A verdade é que a democracia moderna não pode ser forte sem partidos fortes, organizados, com doutrina e programa. Onde não existem os partidos cumprindo essas finalidades, intermediando a vontade partidária, ela é um frágil equilíbrio.
Sempre tivemos uma sedução de criar partidos por decreto. Em 45, na lei Agamenon Magalhães, dos partidos nacionais, em 1965, com a criação do MDB e Arena. O partido político, como acentua Duverger, vive de sua liberdade. É um grupo de pressão que dentro da sociedade se distingue dos outros porque deseja não influenciar o poder, mas exercer o poder. Deve ser autonômo e não fruto de regulamentos.
Chile, Argentina, Paraguai, Bolívia –para citar nossos vizinhos– têm partidos centenários. No Brasil é difícil um partido completar sequer bodas de prata. Por quê? Porque nós não queremos acreditar que partidos longevos, estáveis, capazes de dar estabilidade são resultantes do sistema eleitoral.
O voto proporcional desintegra os partidos, faz a proliferação deles.
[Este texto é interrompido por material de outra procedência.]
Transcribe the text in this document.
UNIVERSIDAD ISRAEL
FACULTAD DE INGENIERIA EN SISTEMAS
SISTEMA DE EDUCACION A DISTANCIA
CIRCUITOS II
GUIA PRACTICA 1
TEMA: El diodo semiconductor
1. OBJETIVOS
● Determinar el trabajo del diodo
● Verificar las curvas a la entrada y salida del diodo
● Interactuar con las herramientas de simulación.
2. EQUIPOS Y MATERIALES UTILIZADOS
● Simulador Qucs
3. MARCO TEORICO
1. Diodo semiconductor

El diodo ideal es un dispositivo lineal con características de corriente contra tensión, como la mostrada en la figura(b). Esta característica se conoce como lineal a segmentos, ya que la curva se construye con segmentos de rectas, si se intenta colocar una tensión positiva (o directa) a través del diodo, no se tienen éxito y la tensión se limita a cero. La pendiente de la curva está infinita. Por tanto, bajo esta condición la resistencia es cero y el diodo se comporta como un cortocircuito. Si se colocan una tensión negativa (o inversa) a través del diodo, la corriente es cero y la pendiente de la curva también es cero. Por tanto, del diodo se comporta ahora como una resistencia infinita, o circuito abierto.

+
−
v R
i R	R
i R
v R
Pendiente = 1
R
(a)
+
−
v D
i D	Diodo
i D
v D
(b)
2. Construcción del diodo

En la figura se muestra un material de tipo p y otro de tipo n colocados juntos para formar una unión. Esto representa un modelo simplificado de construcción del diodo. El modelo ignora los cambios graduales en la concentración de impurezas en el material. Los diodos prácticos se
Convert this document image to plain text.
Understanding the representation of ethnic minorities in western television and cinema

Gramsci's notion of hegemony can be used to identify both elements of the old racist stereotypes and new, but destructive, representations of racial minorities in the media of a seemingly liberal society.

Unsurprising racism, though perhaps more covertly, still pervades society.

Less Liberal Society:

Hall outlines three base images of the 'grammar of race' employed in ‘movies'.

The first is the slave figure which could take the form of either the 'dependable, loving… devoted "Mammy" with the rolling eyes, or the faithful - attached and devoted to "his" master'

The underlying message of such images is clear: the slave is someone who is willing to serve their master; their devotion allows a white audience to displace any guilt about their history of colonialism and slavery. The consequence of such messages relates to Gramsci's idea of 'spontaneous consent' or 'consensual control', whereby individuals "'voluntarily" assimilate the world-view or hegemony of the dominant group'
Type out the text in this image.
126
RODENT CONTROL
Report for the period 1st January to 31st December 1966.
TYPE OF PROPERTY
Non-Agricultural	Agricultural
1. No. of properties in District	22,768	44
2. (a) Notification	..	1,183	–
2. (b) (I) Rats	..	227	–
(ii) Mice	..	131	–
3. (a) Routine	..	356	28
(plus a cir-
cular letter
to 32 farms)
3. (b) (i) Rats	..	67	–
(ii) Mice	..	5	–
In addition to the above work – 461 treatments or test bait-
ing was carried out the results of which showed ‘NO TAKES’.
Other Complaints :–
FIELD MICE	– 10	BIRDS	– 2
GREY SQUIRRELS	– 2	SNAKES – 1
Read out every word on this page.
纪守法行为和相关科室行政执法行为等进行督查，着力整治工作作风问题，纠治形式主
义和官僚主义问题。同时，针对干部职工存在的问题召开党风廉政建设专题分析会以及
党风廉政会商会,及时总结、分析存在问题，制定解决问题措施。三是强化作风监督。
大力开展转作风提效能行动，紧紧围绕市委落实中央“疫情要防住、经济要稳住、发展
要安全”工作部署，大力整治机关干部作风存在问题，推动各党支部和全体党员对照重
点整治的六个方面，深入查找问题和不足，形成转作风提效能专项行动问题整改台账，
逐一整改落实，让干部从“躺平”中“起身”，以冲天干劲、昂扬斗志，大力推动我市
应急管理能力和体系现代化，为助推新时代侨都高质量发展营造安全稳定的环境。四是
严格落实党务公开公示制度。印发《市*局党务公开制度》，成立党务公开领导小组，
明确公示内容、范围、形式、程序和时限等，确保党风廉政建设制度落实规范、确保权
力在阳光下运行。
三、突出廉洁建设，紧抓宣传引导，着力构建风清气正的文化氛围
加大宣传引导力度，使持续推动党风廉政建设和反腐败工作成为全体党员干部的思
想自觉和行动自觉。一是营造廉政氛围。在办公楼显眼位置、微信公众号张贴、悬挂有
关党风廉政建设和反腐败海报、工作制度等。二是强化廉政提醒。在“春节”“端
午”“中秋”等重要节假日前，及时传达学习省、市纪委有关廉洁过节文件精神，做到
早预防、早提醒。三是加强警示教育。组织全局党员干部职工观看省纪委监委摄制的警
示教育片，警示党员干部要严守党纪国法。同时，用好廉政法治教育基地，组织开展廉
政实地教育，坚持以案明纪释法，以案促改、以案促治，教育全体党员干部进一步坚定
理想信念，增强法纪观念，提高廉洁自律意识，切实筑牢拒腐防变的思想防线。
O voto majoritário é formador de partidos grandes, estáveis, capazes de dar estabilidade aos governos e realizar o grande sonho do governo democrático: alternância do poder.
Agora, estamos nessa trágica revisão constitucional e não mudamos o sistema. Há perigos de resistência. "O voto distrital não cria líderes, só representantes medíocres." Eles esquecem que todos os grandes estadistas do mundo floresceram no voto distrital. São os mesmos argumentos, os mesmos, utilizados contra o conselheiro Saraiva e sua lei, há mais de 100 anos. "Favorece o abuso do poder econômico". Ora, o voto proporcional foi abolido da Itália, como o maior responsável pela corrupção que varreu o país. Aqui, ele deu na CPI do Orçamento!
Quando vamos sair dessa armadilha que é o voto proporcional, o maior responsável pela crise política brasileira?
Sem voto majoritário não há parlamento forte. Sem parlamento forte não há democracia forte. Esta é a grande verdade que nos recusamos a aprender e ficamos a fazer leis para limitar partidos, controlar gastos eleitorais, fidelidade partidária, que apenas terminam numa grande farsa e no estímulo à hipocrisia. O mal está na raiz, o voto proporcional.

Texto Anterior: Afronta
Próximo Texto: Desprezo por desprezo
Índice


Clique aqui para deixar comentários e sugestões para o ombudsman.


Copyright Empresa Folha da Manhã S/A. Todos os direitos reservados. É proibida a reprodução do conteúdo desta página em qualquer meio de comunicação, eletrônico ou impresso, sem autorização escrita da Folhapress.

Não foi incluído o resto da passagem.